Question: I run a small nonprofit and have unpaid volunteers in addition to paid staff. When am I permitted to treat an individual as an unpaid volunteer rather than an employee?
Answer: In California, an employer may treat an individual as an unpaid volunteer only if specific criteria are met. California’s Division of Labor Standards Enforcement (the DLSE) historically took the position that the intent of the parties is the controlling factor. Under DLSE guidance, a volunteer must donate their time voluntarily without contemplation of pay. A recent court decision expands on this guidance and outlines a new, two-part test.
In Spilman v. The Salvation Army, the California Court of Appeal clarified when nonprofits may treat an individual as an unpaid volunteer instead of a paid employee. The individuals who sued The Salvation Army participated in its six-month residential substance abuse rehabilitation program. In this program, they were required to participate in “work therapy” as part of their rehabilitation efforts. Common tasks included loading and unloading trucks, accepting and sorting donations, moving carts of donated goods, and picking up donations. In exchange, they received dormitory housing, meals, clothing, gratuities, and rehabilitation services. They were not, however, compensated for their work.
These individuals sued, claiming that they were employees and should have been paid minimum wage and overtime. The Salvation Army disagreed and argued that they were volunteers and therefore not entitled to compensation. The trial court ruled in favor of the Salvation Army based on the ground that there was no “express or implied” agreement for compensation. The trial court reasoned that an expectation of compensation is essential and that these participants voluntarily participated in the program without an expectation of compensation. In other words, they knew they were not going to be paid, and they participated anyway.

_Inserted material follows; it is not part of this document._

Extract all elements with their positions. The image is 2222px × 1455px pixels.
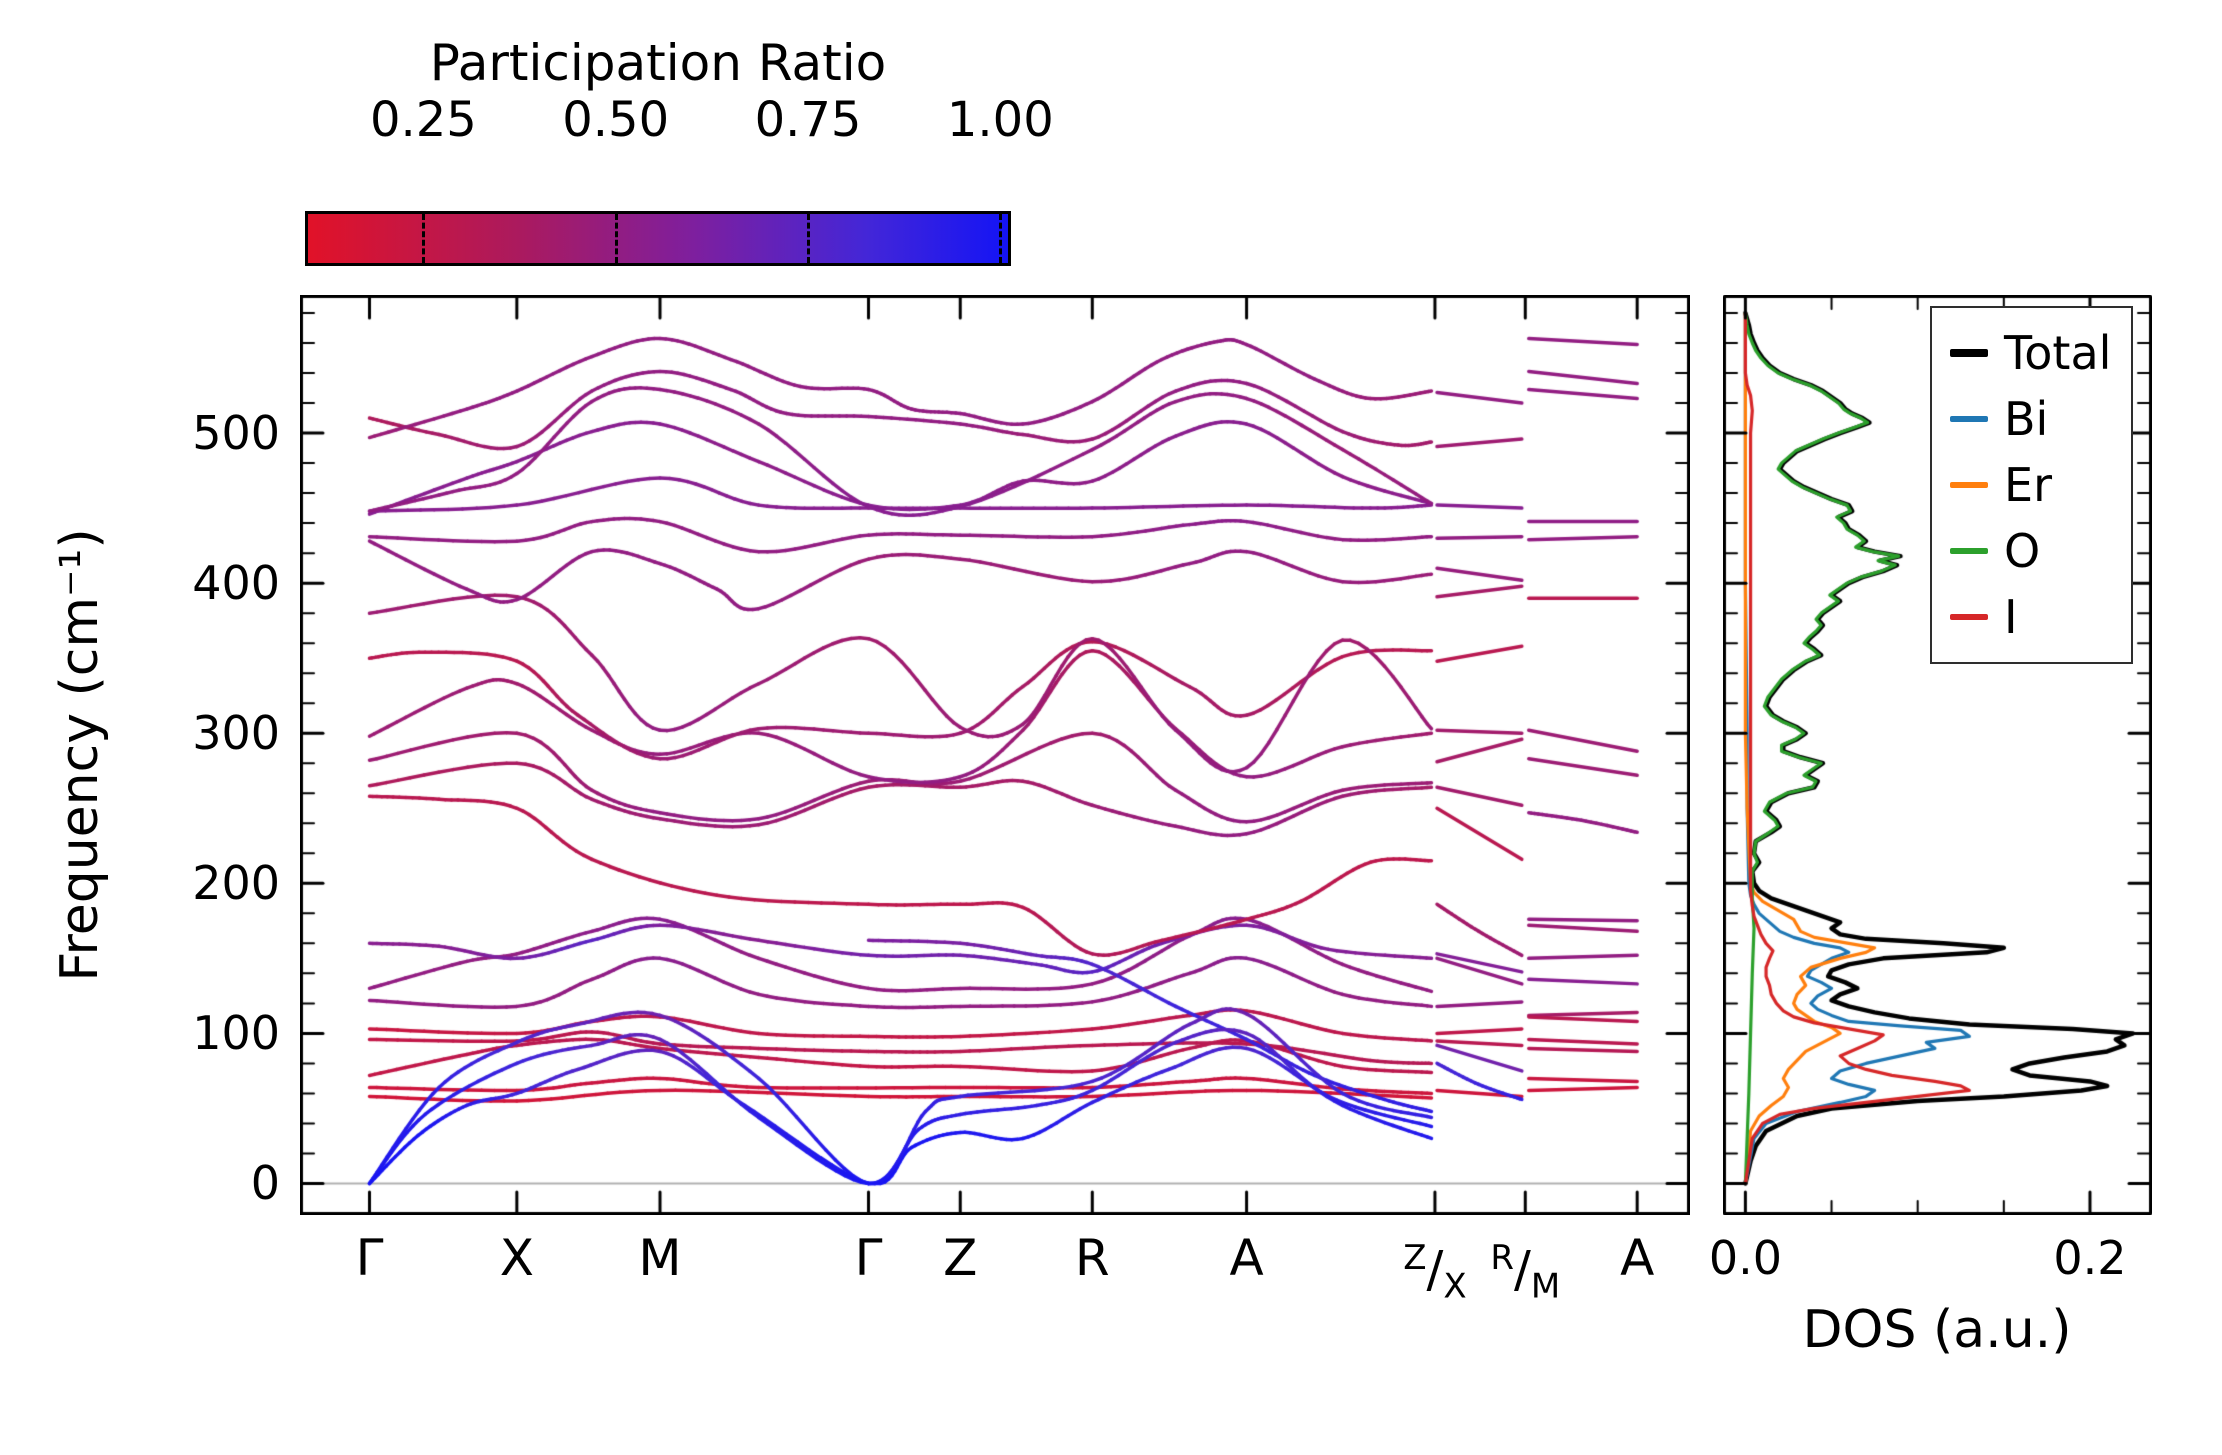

The individuals appealed, and the California Court of Appeal reversed the trial court’s ruling. The Court of Appeal reasoned that—unlike an employee—a volunteer agrees to work for a personal or charitable reason or benefit, rather than to earn money. The Court of Appeal then adopted a new two-part test to make guide this distinction.
For a nonprofit to lawfully use unpaid volunteers, it must now establish both of the following: (1) The worker freely agreed to work for the nonprofit to obtain a personal or charitable benefit, rather than for compensation, and (2) overall, the nonprofit organization’s use of the volunteer labor is not a subterfuge to evade the wage laws. Regarding the first part of the test, the Court stated that the key question is whether the person was motivated by a personal benefit (like rehabilitation or giving back to the community) rather than earning money. Regarding the second part of the test, the Court noted that any “work” requirement must genuinely serve the volunteer’s personal or charitable purpose rather than serve the organization. The Court of Appeal also noted that the duration of a volunteer relationship may also be relevant.
Nonprofits in California should closely analyze their classification of volunteers and employees. These organizations may explore having agreements with volunteers that make it clear they meet these new criteria. The risks of improperly classifying an employee as a volunteer can be substantial and lead to costly claims for unpaid wages and penalties. Nonprofits with questions about volunteer status should contact their labor counsel.